Craft a Simple Prompt
Welcome to the Customer Complaints Classification Tutorial! Imagine you’re a customer support analyst tasked with categorizing customer complaints to route them to the appropriate department. With GenAI Studio, you can sort these complaints efficiently, aiding data-driven decision-making.
Let’s get started! First, we’ll make sure you’re signed in with your Hugging Face access token ready, and then we’ll set up your project.
Get Set Up #
- Ensure you’re signed in.
- Confirm your Hugging Face access token is set.
Create a Project #
Creating a new project is like preparing your workspace for this task.
Create a New Project: Go to your GenAI Studio home page and click Create a new project. Name Your Project: Call it Customer Complaints Tutorial and click Create. You’ll see it listed in your projects.
- Go to your GenAI Studio home page and select Create a new project.
- Name it
Customer Complaints Tutorial
and then select Create. You’ll see it listed in your projects. - Select Customer Complaints Tutorial from the project list.
Choose a Base Model #
Selecting a base model is the foundation for categorizing complaints.
- From the project’s Snapshots tab, select New Playground.
- Open the Select model drawer and then pick a base model from the list, such as
meta-llama/Llama-2-7b-chat-hf
.About the Llama-2-7b-chat-hf base model- Llama-2: This is the second version of the Llama model series.

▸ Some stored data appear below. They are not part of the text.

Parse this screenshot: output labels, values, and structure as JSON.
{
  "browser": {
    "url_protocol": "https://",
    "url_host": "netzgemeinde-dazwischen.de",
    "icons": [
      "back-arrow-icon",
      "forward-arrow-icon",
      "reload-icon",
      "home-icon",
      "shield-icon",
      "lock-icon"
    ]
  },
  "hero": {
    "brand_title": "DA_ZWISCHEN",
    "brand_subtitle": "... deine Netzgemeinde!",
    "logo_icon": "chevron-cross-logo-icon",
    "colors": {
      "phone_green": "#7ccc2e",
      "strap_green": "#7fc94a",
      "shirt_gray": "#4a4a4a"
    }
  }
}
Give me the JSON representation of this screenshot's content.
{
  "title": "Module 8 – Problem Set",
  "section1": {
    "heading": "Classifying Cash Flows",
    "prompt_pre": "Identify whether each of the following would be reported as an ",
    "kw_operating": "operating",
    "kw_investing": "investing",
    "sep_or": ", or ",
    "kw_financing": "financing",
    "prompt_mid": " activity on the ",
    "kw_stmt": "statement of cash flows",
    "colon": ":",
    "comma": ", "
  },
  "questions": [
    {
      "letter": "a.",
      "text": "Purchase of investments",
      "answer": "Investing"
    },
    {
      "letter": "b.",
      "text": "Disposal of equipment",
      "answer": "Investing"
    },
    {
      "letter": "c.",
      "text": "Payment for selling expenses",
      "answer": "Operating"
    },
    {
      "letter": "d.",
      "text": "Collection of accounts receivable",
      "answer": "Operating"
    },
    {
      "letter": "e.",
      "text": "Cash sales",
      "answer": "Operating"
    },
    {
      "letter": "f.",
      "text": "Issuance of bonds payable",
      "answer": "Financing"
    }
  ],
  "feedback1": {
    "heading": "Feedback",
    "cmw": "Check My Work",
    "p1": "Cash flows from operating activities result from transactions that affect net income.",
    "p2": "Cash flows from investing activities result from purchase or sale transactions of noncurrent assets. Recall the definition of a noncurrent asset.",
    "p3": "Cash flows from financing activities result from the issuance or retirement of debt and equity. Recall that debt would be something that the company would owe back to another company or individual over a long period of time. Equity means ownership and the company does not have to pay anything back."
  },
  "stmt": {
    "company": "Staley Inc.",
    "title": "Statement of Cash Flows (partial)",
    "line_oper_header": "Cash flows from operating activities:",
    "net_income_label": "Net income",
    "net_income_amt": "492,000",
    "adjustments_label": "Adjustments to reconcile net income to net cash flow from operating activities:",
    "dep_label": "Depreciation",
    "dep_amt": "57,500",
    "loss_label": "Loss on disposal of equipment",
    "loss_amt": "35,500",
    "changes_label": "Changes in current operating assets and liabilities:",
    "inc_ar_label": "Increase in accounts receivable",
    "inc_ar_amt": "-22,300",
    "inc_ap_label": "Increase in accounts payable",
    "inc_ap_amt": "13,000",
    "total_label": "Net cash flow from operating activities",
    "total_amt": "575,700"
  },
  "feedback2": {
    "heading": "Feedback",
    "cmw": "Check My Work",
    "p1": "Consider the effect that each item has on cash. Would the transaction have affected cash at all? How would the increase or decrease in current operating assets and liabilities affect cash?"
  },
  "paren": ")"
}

- 7b: The model has around 7 billion parameters.
- chat: The model is specifically tuned for conversational tasks.
- hf: Hugging Face platform.
- Select a Resource pool. Let’s choose the
a100
resource pool of NVIDIA A100s. NVIDIA A100s are generally recommended for inference and fine-tuning However, if your resources are limited, you can use NVIDIA V100s or NVIDIA T4s. - Select Load to load the model into the playground.
Provide Instructions #
Now, let’s start by categorizing a single complaint.
- Type the following Instruction.
Instruction
You are a customer support expert in a financial sector. Your task is to classify customer complaints
as related to a particular product from the following list. Don't include any explanation.
Only respond with one product from the numbered list.
Categories:
1. Credit reporting, credit repair services, or other personal consumer reports
2. Credit card or prepaid card
3. Credit card
4. Student loan
5. Debt collection
6. Checking or savings account
7. Credit reporting or other personal consumer reports
8. Vehicle loan or lease
9. Payday loan, title loan, or personal loan
10. Mortgage
Provide a Customer Complaint #
- In Input, enter a real complaint text and prepare to categorize it.
Input
Complaint: I have not been living at the address which judgment was issued for the past year and I do not owe any money to these lawyers or landlord. I will like this removed from my credit report. Also I made final payment on my woman within account and close it. please research and clear my credit will be looking for apartment soon and this issue will not let me get the apartment I want. Thank you.
Answer:
Generate a Response #
- Select Generate and review the output.
Set Model Generation Properties (Model Parameters) #
Optimize your model’s responses by adjusting its settings.
- Select Manage model.
- In Model generation properties, set the following parameters:
- Temperature:
0
- Max Tokens:
64
- Top K:
30
- Top P:
1
- Temperature:
- Select Load.
Re-generate the Response #
- Select Generate.
- Review the re-generated output.
Continue to adjust the generation properties until you are satisfied with the output.
Save the Snapshot #
- Save the snapshot and name it
customer complaints snapshot1
.
That’s great! You’ve just created a snapshot and saved it! But, there’s more to explore! In the next part, we’ll enhance our model’s capabilities by providing examples and linking a dataset containing various complaints.
By doing this, we’ll see how our model transforms responses into a structured dataset, complete with categorized complaints.
Recap #
- Craft a Simple Prompt: You learned how to create a basic prompt to engage with the model initially. This helps establish a foundation for more complex interactions.